The solution is very simple: there needs to be a cross-functional team that manages all cloud relationships, both internal and external. This team would manage the cloud, IT operations, logging, analysis, contracts, and the like. This isn’t a team that says “no,” but rather one that responds “yes.” It is forward thinking and looks out for the organization. The team should have access to people to provide the knowledge to understand the impact of any cloud change.
It sounds like I am proposing a gatekeeper to the cloud, but I am not. I am proposing a team that responds to cloud changes after they happen, ensuring that compliance, security, monitoring, and logging get the proper response. It is a team that does not seek for all tools to show green, but understands why some tools don’t. It can answer or document the reasons why something may or may not be green and what mitigates any issues. This team also opens up the cases that will, when resolved, bring everything back to green once more.
In complex environments, this is not an easy answer.

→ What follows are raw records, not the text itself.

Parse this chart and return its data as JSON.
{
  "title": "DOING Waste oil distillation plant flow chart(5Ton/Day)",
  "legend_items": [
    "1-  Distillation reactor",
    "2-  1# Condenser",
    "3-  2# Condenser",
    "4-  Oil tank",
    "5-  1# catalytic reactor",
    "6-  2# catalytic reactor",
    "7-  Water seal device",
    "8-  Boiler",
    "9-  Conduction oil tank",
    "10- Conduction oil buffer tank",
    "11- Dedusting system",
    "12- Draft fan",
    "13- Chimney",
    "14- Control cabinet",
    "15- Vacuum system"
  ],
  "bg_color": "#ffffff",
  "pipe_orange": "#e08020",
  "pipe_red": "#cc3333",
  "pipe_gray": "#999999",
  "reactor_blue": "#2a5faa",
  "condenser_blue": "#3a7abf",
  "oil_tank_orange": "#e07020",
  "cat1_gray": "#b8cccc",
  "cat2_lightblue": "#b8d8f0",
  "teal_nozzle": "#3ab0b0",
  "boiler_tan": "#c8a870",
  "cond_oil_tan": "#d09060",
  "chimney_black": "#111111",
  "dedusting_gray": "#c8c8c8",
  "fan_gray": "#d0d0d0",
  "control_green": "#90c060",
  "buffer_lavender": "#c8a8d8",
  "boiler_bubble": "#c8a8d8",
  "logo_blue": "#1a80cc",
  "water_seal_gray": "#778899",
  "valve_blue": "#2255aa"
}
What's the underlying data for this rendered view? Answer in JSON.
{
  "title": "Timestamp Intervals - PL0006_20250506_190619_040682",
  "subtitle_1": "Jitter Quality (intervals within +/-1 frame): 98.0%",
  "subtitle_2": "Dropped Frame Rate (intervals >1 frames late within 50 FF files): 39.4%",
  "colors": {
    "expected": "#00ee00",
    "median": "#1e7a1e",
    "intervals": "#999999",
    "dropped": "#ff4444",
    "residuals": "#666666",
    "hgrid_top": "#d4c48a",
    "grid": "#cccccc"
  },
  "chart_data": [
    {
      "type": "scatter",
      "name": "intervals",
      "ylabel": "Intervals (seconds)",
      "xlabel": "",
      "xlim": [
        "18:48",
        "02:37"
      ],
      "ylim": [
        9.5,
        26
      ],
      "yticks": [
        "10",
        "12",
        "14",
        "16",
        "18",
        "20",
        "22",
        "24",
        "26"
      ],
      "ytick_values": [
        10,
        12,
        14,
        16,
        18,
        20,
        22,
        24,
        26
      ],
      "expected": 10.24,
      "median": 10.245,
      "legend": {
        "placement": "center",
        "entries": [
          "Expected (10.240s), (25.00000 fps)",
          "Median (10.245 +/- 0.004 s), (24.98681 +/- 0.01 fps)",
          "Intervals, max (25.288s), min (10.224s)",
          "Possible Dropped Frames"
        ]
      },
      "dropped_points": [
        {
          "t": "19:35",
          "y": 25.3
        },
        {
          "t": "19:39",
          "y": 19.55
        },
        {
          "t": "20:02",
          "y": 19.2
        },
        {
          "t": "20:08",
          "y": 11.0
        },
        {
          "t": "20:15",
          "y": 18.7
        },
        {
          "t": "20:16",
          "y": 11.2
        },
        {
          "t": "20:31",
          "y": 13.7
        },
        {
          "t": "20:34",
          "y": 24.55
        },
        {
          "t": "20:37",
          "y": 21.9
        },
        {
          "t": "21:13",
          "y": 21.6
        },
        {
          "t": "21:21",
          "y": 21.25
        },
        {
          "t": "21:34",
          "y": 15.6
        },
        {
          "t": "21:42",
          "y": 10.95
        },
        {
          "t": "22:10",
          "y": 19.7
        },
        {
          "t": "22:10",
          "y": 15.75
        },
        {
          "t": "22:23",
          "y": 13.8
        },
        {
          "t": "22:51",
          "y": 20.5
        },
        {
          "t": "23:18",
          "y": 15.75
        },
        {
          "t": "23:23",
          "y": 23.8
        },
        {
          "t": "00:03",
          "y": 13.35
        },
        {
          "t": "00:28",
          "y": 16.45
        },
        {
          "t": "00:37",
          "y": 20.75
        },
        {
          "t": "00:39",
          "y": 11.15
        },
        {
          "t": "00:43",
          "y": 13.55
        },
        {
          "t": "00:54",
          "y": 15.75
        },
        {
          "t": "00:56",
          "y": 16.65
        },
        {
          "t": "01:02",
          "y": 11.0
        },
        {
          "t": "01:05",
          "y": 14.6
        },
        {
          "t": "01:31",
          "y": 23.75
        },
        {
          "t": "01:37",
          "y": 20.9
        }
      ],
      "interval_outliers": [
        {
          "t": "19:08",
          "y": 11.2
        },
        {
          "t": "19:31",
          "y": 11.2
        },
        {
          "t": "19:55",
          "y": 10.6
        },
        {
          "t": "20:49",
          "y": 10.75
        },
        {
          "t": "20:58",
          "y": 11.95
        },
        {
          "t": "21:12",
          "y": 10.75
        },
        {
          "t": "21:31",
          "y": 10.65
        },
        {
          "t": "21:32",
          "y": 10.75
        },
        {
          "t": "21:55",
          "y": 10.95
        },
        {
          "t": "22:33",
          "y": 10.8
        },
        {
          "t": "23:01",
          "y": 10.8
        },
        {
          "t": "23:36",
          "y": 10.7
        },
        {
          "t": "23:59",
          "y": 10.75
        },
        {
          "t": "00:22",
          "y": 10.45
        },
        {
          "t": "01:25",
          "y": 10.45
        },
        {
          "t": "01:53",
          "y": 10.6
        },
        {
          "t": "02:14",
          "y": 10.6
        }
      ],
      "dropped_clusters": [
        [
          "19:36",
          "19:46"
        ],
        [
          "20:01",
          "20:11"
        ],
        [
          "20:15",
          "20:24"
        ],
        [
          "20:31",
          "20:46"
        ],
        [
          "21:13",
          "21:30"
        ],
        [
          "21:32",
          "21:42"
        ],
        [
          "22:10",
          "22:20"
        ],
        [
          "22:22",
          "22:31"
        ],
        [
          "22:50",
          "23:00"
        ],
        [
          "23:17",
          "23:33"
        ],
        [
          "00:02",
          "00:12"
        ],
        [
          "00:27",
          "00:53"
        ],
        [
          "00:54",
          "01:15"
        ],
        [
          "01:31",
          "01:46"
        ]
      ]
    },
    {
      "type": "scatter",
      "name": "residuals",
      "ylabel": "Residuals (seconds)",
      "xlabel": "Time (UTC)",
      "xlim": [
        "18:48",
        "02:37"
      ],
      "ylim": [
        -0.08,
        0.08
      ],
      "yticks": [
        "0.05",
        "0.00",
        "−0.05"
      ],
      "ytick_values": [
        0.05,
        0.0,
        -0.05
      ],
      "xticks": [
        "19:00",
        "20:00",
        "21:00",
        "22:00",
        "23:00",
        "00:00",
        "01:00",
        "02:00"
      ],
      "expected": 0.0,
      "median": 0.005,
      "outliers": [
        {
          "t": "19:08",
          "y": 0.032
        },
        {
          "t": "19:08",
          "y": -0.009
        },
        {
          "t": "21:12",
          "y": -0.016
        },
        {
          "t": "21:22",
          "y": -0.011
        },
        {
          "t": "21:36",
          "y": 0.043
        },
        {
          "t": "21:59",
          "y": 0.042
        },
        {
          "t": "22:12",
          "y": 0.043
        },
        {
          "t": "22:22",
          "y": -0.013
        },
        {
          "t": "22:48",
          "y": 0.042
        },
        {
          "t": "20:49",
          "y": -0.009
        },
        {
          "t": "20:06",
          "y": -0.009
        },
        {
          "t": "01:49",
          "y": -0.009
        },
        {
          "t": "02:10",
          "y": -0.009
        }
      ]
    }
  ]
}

For example, perhaps you have a data loss prevention tool that shows data has been transferred to a third party. At the same time, the performance management tool has showed a change to the performance of a critical application. Would an IT operations person know if they were related when the DLP tool is managed by the security team? Would the security team know if the third party was allowed to receive that data, or would that just be a legal issue? Case in point: they could be related. It is perfectly legal for this to happen and not worth more than documentation, coupled with a change to the DLP tool to not report on such transfers for the duration of the contract.

Closing Thoughts

IT can no longer be an island in the world of the hybrid cloud. The complexities are great, but the knowledge is usually not 100%, and the understanding could be far below par. To combat this, we may need not better tools, but rather new ways of managing our environments, responding to issues, and the like. While new tools will help, they will help more if we know what they’re trying to fix. If we do not know, we cannot tell. Trial and error only goes so far.
Where are you with respect to managing the hybrid cloud?